The survey found a record jump in the net percentage of investors taking out protection against falls in prices, while the average cash balance ticked upwards from 4.4pc in January to 4.7pc in February, as investors moved away from equities.

Fund managers are also aware of the current risks, with 70pc describing the global economy as being in the “late cycle” phase, indicating a slowdown could come in the relatively near future.

“While this month’s survey shows that investors are holding on to more cash and allocating less to equities, neither trait moves the needle enough to give the all clear to buy the dip,” said Michael Hartnett, the bank’s chief investment strategist.
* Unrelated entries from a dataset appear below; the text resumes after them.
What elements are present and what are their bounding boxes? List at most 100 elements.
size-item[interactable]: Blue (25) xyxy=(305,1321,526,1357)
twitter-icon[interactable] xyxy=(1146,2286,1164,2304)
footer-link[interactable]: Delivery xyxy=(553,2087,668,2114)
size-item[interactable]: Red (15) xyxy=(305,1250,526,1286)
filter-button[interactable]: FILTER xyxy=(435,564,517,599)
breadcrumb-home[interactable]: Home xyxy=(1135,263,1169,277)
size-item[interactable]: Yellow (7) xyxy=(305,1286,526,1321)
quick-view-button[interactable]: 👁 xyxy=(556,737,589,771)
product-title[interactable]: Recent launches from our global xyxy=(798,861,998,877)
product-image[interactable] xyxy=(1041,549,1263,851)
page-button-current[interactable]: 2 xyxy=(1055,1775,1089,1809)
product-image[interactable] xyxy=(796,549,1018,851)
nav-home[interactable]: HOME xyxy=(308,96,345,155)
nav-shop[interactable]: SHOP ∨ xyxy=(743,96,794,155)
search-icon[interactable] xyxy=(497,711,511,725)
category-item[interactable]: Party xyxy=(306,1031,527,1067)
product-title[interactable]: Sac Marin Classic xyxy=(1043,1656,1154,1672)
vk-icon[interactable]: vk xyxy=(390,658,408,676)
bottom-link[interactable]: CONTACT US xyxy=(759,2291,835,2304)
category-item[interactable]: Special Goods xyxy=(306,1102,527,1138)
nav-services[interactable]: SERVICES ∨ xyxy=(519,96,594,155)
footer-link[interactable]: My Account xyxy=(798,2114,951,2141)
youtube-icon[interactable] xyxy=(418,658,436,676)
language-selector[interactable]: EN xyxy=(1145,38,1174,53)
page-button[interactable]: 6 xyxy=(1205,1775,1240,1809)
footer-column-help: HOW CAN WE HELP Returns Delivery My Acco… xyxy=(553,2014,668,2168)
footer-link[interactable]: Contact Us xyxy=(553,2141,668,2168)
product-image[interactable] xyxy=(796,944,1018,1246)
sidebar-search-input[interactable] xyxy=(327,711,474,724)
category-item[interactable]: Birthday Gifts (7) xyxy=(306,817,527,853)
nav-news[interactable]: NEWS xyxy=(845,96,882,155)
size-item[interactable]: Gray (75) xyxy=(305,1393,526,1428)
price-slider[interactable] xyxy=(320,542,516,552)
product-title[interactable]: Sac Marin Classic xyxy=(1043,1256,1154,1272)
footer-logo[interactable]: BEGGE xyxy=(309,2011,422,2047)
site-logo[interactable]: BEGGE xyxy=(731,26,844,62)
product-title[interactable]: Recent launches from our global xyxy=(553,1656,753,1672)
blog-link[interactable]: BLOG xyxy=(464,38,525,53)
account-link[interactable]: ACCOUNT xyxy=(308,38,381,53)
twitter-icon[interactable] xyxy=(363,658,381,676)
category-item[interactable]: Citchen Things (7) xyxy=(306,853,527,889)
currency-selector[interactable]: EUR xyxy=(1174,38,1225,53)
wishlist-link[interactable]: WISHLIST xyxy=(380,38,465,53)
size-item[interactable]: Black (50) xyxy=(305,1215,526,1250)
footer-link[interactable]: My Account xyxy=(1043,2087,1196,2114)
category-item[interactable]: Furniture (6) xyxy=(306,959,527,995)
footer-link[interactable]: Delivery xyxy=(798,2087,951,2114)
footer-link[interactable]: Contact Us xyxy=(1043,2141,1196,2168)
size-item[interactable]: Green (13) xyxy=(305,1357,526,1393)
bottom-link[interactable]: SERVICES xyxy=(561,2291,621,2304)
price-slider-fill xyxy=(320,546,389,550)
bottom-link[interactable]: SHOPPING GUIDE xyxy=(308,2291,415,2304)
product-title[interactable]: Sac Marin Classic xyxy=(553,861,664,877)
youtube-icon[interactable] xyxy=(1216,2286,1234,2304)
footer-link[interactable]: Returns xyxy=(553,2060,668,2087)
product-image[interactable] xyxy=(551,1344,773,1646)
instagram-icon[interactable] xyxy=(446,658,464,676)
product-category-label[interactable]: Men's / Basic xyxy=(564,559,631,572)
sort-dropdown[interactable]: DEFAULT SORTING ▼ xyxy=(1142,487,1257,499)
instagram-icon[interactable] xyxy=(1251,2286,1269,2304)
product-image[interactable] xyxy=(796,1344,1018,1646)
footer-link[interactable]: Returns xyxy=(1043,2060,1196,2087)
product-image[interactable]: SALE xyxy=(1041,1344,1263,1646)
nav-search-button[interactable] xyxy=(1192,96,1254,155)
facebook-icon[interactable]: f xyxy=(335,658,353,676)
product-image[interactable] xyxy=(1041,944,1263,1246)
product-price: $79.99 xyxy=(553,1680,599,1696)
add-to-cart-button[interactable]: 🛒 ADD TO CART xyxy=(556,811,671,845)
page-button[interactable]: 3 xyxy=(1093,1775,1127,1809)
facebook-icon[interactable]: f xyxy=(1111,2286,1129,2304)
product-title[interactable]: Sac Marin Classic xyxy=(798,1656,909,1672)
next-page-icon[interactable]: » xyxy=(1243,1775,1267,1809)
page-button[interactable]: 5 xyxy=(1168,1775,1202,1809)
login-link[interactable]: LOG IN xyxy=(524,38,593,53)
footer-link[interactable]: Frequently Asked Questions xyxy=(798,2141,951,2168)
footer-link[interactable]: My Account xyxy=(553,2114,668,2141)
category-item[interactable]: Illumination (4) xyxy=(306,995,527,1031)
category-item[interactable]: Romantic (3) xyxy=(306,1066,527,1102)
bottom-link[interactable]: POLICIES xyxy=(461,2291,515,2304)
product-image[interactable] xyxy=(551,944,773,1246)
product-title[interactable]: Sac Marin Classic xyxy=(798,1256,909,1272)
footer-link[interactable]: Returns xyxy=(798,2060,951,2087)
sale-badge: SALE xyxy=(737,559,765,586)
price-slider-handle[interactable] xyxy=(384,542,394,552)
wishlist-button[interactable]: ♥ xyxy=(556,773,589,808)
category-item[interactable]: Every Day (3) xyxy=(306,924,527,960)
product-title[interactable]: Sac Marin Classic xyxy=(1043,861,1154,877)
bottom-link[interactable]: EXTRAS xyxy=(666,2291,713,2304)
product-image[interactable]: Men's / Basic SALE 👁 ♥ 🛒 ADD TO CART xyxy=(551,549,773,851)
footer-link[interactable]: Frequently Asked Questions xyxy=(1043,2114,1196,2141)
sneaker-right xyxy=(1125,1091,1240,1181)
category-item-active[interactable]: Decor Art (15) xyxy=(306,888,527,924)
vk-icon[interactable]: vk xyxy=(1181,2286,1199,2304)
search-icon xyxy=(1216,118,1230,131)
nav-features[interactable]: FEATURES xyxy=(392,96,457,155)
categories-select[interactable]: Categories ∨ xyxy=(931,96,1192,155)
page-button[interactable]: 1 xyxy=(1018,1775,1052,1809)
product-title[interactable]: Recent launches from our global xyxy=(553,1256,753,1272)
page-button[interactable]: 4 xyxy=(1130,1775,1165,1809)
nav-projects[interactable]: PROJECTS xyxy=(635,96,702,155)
Jerome Powell - Credit: Andrew Harrer/Bloomberg
One risk is that inflation will shoot up, forcing the Federal Reserve, now headed by Jerome Powell, to hike interests more rapidly Credit: Andrew Harrer/Bloomberg

By region, investors favour the US rather than Europe, seeing more growth in American markets.

“European equity allocation is at its lowest in almost a year,” said Manish Kabra, head of European quantitative equity strategy.

“Despite improving confidence in European earnings, the US and Emerging Market profit cycles seem more favourable to investors right now.”

The biggest hazard which could derail markets is the chance of a surge in inflation and a bond market crash, which was cited as the top 'tail risk' by almost 50pc of fund managers surveyed.